Should this transaction go as I expect it to, it not only will be the biggest desertion in history but also will probably be more costly to U.S. taxpayers than previous ones have been. That’s because I expect the deal to be structured to give Allergan shareholders a stake of between 40 and 50 percent of the new Pfizer PLC. That level of ownership by former Allergan holders would allow Pfizer PLC to play far more tax games than a regular deserting company (in which the foreign company’s shareholders own more than 20 percent but less than 40 percent) can manage. (Ask the tax techie of your choice for details.)

This deal, should it happen, would also mark the first time that the Dow Jones industrial average, the quintessential American stock indicator, will include a foreign company.

I’ll spare you the various ways that our country can deal with the desertion problem by fixing our tax code as a carrot, and adopting various penalties for deserters (such as limiting their ability to do business with the federal government) as sticks. We don’t have the space to deal with that today.

For the record: Yes, I know — and have written numerous times — that inverting companies aren’t breaking the law. But just because something is not illegal does not make it right.
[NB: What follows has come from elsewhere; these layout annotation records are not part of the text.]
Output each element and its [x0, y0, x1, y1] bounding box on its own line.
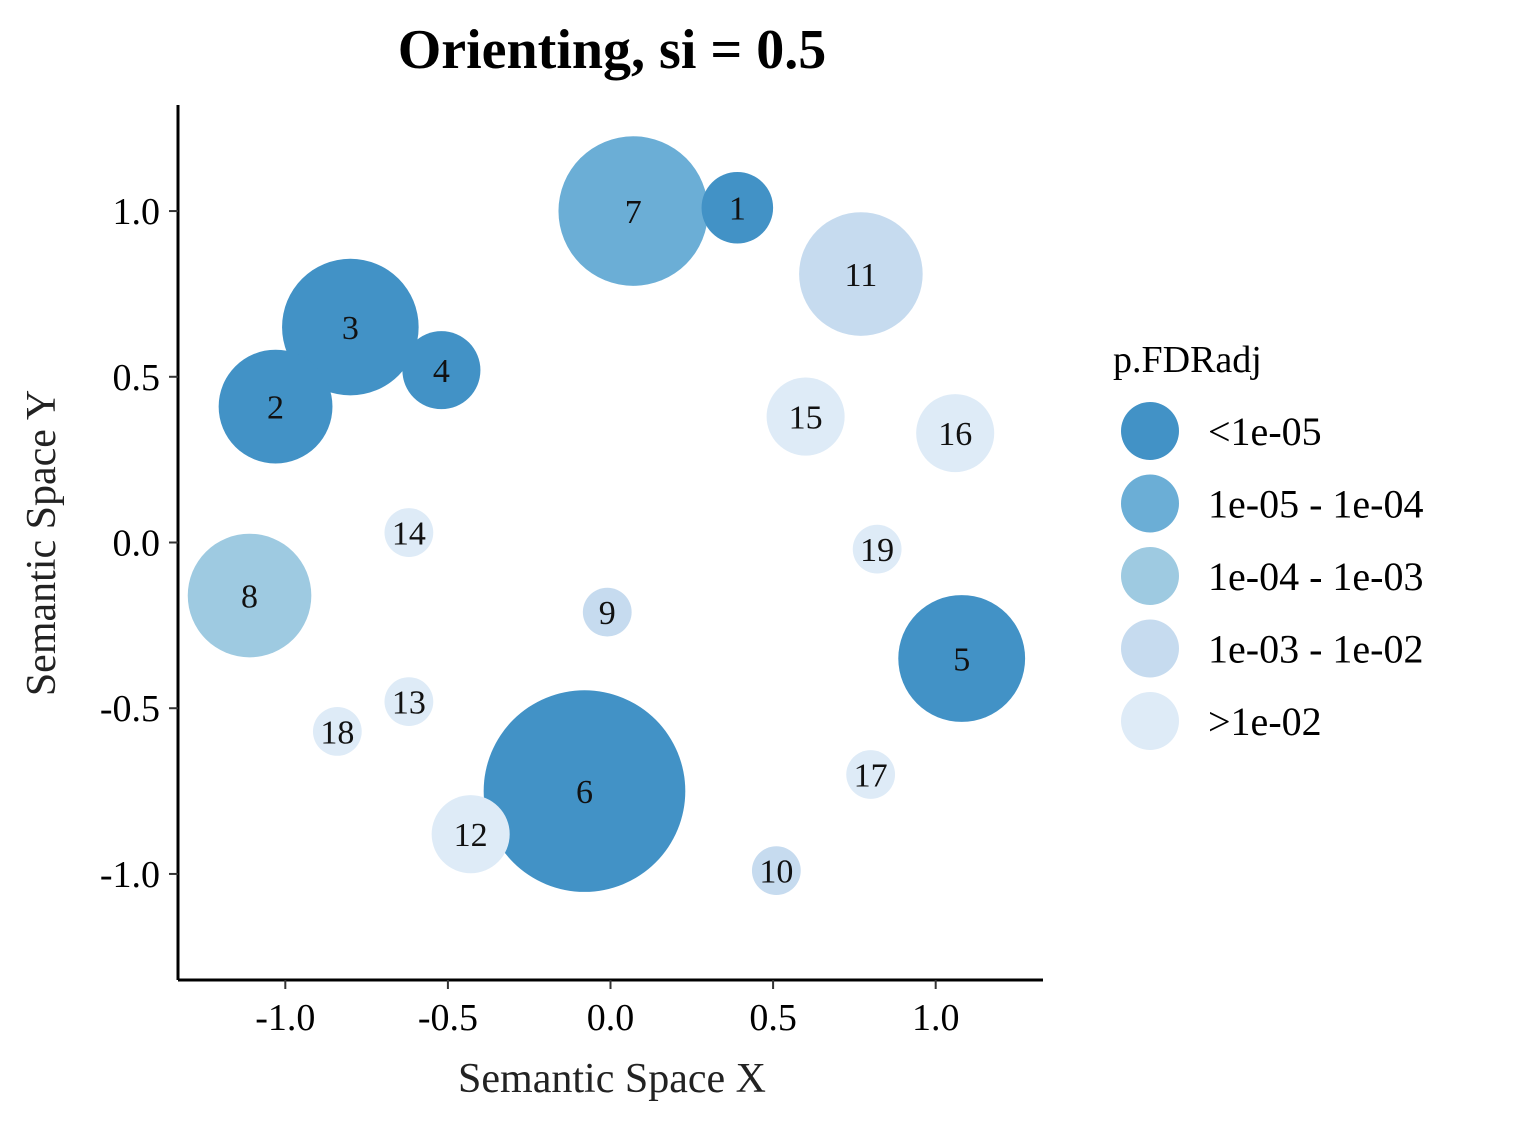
- x-tick-label: 0.5: [749, 997, 797, 1039]
- bubble-2: [218, 349, 333, 464]
- bubble-16: [916, 394, 995, 473]
- chart-title: Orienting, si = 0.5: [398, 19, 827, 81]
- y-tick-label: -1.0: [100, 854, 160, 896]
- legend-swatch: [1121, 547, 1179, 605]
- bubble-label-6: 6: [576, 774, 593, 811]
- bubble-label-18: 18: [320, 714, 354, 751]
- bubble-label-16: 16: [938, 416, 972, 453]
- bubble-17: [846, 750, 896, 799]
- bubble-label-3: 3: [342, 310, 359, 347]
- bubble-7: [558, 136, 709, 286]
- legend-swatch: [1121, 619, 1179, 678]
- bubble-label-14: 14: [392, 516, 426, 553]
- bubble-label-10: 10: [759, 854, 793, 891]
- bubble-9: [582, 587, 632, 637]
- bubble-label-13: 13: [392, 685, 426, 722]
- bubble-label-2: 2: [267, 390, 284, 427]
- bubble-19: [852, 524, 902, 574]
- y-tick-label: 0.0: [113, 523, 161, 565]
- bubble-8: [187, 533, 312, 658]
- bubble-14: [384, 508, 434, 557]
- legend-label: 1e-04 - 1e-03: [1208, 554, 1423, 599]
- bubble-label-11: 11: [845, 257, 878, 294]
- bubble-3: [282, 258, 419, 396]
- x-axis-title: Semantic Space X: [458, 1056, 766, 1102]
- y-axis-title: Semantic Space Y: [19, 390, 65, 696]
- bubble-12: [431, 795, 510, 874]
- bubble-1: [701, 171, 774, 244]
- bubble-label-12: 12: [454, 817, 488, 854]
- bubble-label-19: 19: [860, 532, 894, 569]
- x-tick-label: -1.0: [255, 997, 315, 1039]
- legend-label: >1e-02: [1208, 699, 1322, 744]
- bubble-11: [799, 212, 923, 336]
- legend-swatch: [1121, 474, 1179, 533]
- bubble-label-4: 4: [433, 353, 450, 390]
- legend: p.FDRadj <1e-05 1e-05 - 1e-04 1e-04 - 1e-0…: [1113, 339, 1423, 750]
- bubble-18: [312, 707, 362, 756]
- y-tick-label: 0.5: [113, 357, 161, 399]
- bubble-label-17: 17: [854, 758, 888, 795]
- x-tick-label: 1.0: [912, 997, 960, 1039]
- bubble-label-9: 9: [599, 595, 616, 632]
- bubble-4: [402, 331, 481, 410]
- bubble-label-15: 15: [789, 400, 823, 437]
- bubble-label-5: 5: [953, 642, 970, 679]
- legend-swatch: [1121, 692, 1179, 750]
- bubble-6: [483, 690, 686, 892]
- x-tick-label: 0.0: [587, 997, 635, 1039]
- axes: -1.0 -0.5 0.0 0.5 1.0 -1.0 -0.5 0.0 0.5 1.0: [100, 105, 1043, 1039]
- y-tick-label: 1.0: [113, 191, 161, 233]
- legend-label: 1e-05 - 1e-04: [1208, 482, 1423, 527]
- bubble-label-7: 7: [625, 194, 642, 231]
- bubble-label-1: 1: [729, 191, 746, 228]
- legend-swatch: [1121, 402, 1179, 460]
- bubble-10: [751, 846, 801, 896]
- legend-title: p.FDRadj: [1113, 339, 1262, 381]
- legend-label: 1e-03 - 1e-02: [1208, 627, 1423, 672]
- bubble-5: [898, 595, 1026, 722]
- y-tick-label: -0.5: [100, 688, 160, 730]
- bubble-15: [766, 377, 845, 456]
- x-tick-label: -0.5: [418, 997, 478, 1039]
- legend-label: <1e-05: [1208, 409, 1322, 454]
- bubble-label-8: 8: [241, 579, 258, 616]
- bubble-13: [384, 677, 434, 726]
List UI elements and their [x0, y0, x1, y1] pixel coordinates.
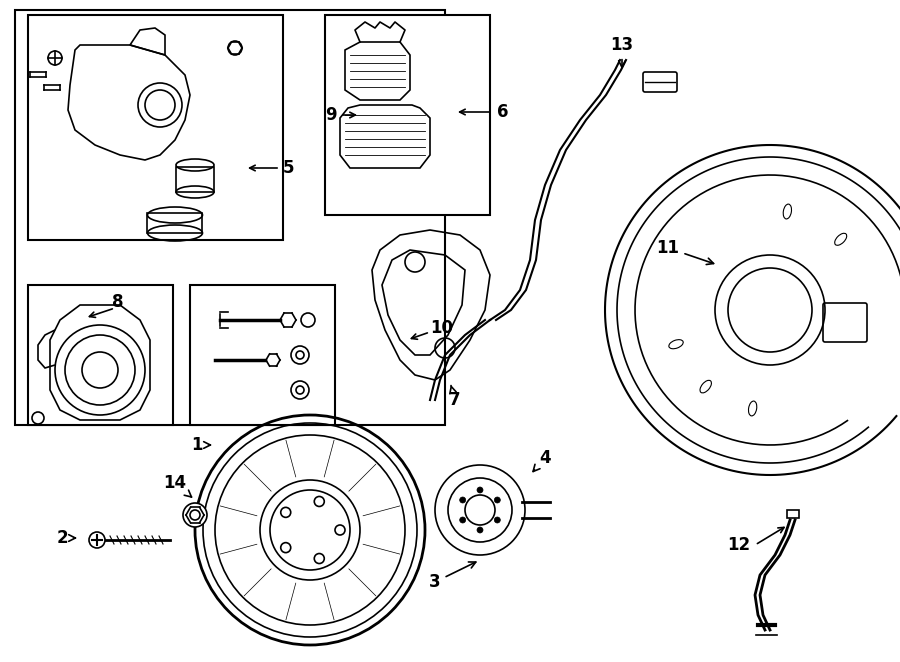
- Circle shape: [183, 503, 207, 527]
- Text: 5: 5: [283, 159, 294, 177]
- Text: 3: 3: [429, 562, 476, 591]
- Text: 13: 13: [610, 36, 634, 68]
- Bar: [28, 15, 283, 240]
- Circle shape: [494, 497, 500, 503]
- Text: 9: 9: [326, 106, 337, 124]
- Text: 12: 12: [727, 536, 750, 554]
- Bar: [176, 167, 214, 192]
- Text: 11: 11: [656, 239, 714, 265]
- Text: 14: 14: [164, 474, 192, 497]
- Text: 7: 7: [449, 385, 461, 409]
- Text: 6: 6: [497, 103, 508, 121]
- Circle shape: [89, 532, 105, 548]
- Bar: [28, 285, 173, 425]
- Bar: [787, 510, 799, 518]
- Text: 10: 10: [430, 319, 453, 337]
- Bar: [190, 285, 335, 425]
- Circle shape: [260, 480, 360, 580]
- Text: 1: 1: [192, 436, 211, 454]
- Bar: [325, 15, 490, 215]
- Circle shape: [460, 497, 465, 503]
- Circle shape: [460, 517, 465, 523]
- Bar: [15, 10, 445, 425]
- Bar: [147, 213, 202, 233]
- Text: 4: 4: [533, 449, 551, 471]
- Text: 8: 8: [112, 293, 124, 311]
- Circle shape: [494, 517, 500, 523]
- Text: 2: 2: [57, 529, 76, 547]
- Circle shape: [715, 255, 825, 365]
- Circle shape: [477, 487, 483, 493]
- FancyBboxPatch shape: [643, 72, 677, 92]
- Circle shape: [477, 527, 483, 533]
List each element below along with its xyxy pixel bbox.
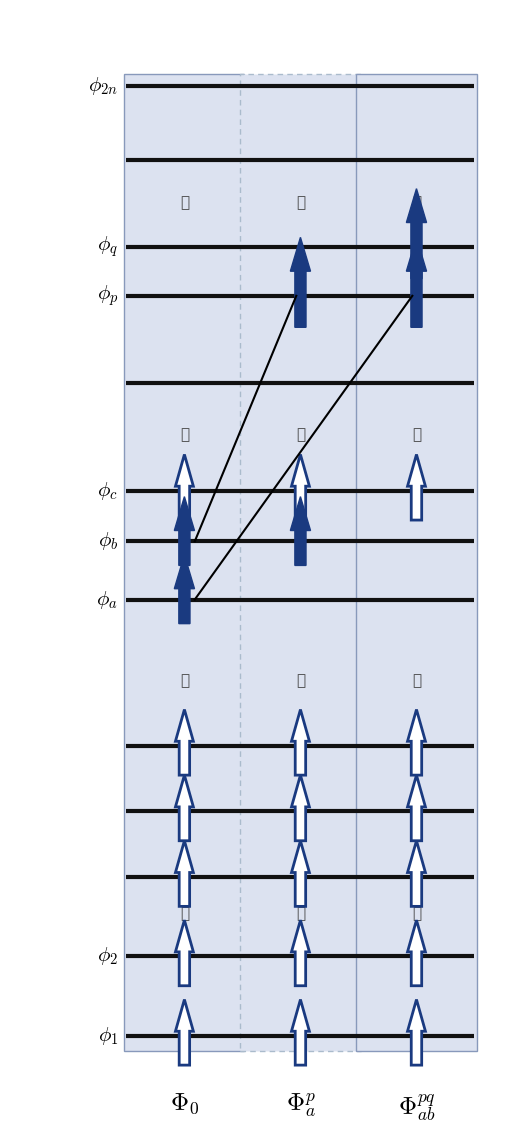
Text: $\phi_a$: $\phi_a$ — [96, 588, 118, 611]
Text: ⋮: ⋮ — [296, 907, 305, 921]
Text: ⋮: ⋮ — [296, 674, 305, 688]
Text: ⋮: ⋮ — [412, 196, 421, 209]
Text: ⋮: ⋮ — [412, 907, 421, 921]
Polygon shape — [292, 775, 309, 841]
Polygon shape — [176, 841, 193, 906]
Polygon shape — [176, 921, 193, 986]
Text: ⋮: ⋮ — [296, 196, 305, 209]
Polygon shape — [292, 999, 309, 1065]
Bar — [356, 74, 477, 1052]
Polygon shape — [407, 238, 426, 328]
Text: $\Phi_{ab}^{pq}$: $\Phi_{ab}^{pq}$ — [397, 1091, 436, 1122]
Text: $\phi_2$: $\phi_2$ — [97, 946, 118, 967]
Polygon shape — [175, 496, 194, 566]
Text: $\Phi_a^{p}$: $\Phi_a^{p}$ — [285, 1091, 315, 1120]
Polygon shape — [408, 999, 425, 1065]
Text: $\phi_b$: $\phi_b$ — [98, 530, 118, 552]
Polygon shape — [292, 841, 309, 906]
Polygon shape — [408, 841, 425, 906]
Bar — [240, 74, 361, 1052]
Text: ⋮: ⋮ — [412, 429, 421, 443]
Text: ⋮: ⋮ — [180, 429, 189, 443]
Polygon shape — [176, 709, 193, 775]
Text: $\phi_{2n}$: $\phi_{2n}$ — [88, 75, 118, 97]
Text: $\phi_1$: $\phi_1$ — [97, 1024, 118, 1047]
Polygon shape — [176, 775, 193, 841]
Text: $\Phi_0$: $\Phi_0$ — [170, 1091, 199, 1116]
Text: ⋮: ⋮ — [180, 674, 189, 688]
Polygon shape — [408, 775, 425, 841]
Polygon shape — [291, 238, 310, 328]
Polygon shape — [176, 999, 193, 1065]
Text: ⋮: ⋮ — [180, 907, 189, 921]
Text: ⋮: ⋮ — [180, 196, 189, 209]
Polygon shape — [408, 454, 425, 520]
Polygon shape — [175, 555, 194, 624]
Bar — [124, 74, 244, 1052]
Text: $\phi_q$: $\phi_q$ — [97, 234, 118, 259]
Polygon shape — [292, 454, 309, 520]
Text: ⋮: ⋮ — [412, 674, 421, 688]
Polygon shape — [176, 454, 193, 520]
Polygon shape — [292, 709, 309, 775]
Polygon shape — [408, 709, 425, 775]
Text: $\phi_c$: $\phi_c$ — [97, 479, 118, 502]
Polygon shape — [291, 496, 310, 566]
Polygon shape — [292, 921, 309, 986]
Polygon shape — [407, 189, 426, 279]
Text: $\phi_p$: $\phi_p$ — [96, 283, 118, 308]
Polygon shape — [408, 921, 425, 986]
Text: ⋮: ⋮ — [296, 429, 305, 443]
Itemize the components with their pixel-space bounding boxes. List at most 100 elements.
And it does not make it in the interest — make that the long-term interest — of deserting firms’ shareholders, either. Why? Because almost all these companies do more business in the United States than in any other country, and lowering federal and state governments’ tax revenue while continuing to consume the same amount of goods and services undermines our national and local economies — and ultimately undermines the companies’ U.S. business.

Finally: When companies desert, we have to increase taxes to replace what they no longer pay, or we have to cut services, or we have to increase borrowing. In other words, someone is picking up the tab for these deserters. Look in the mirror, and you will see who it is.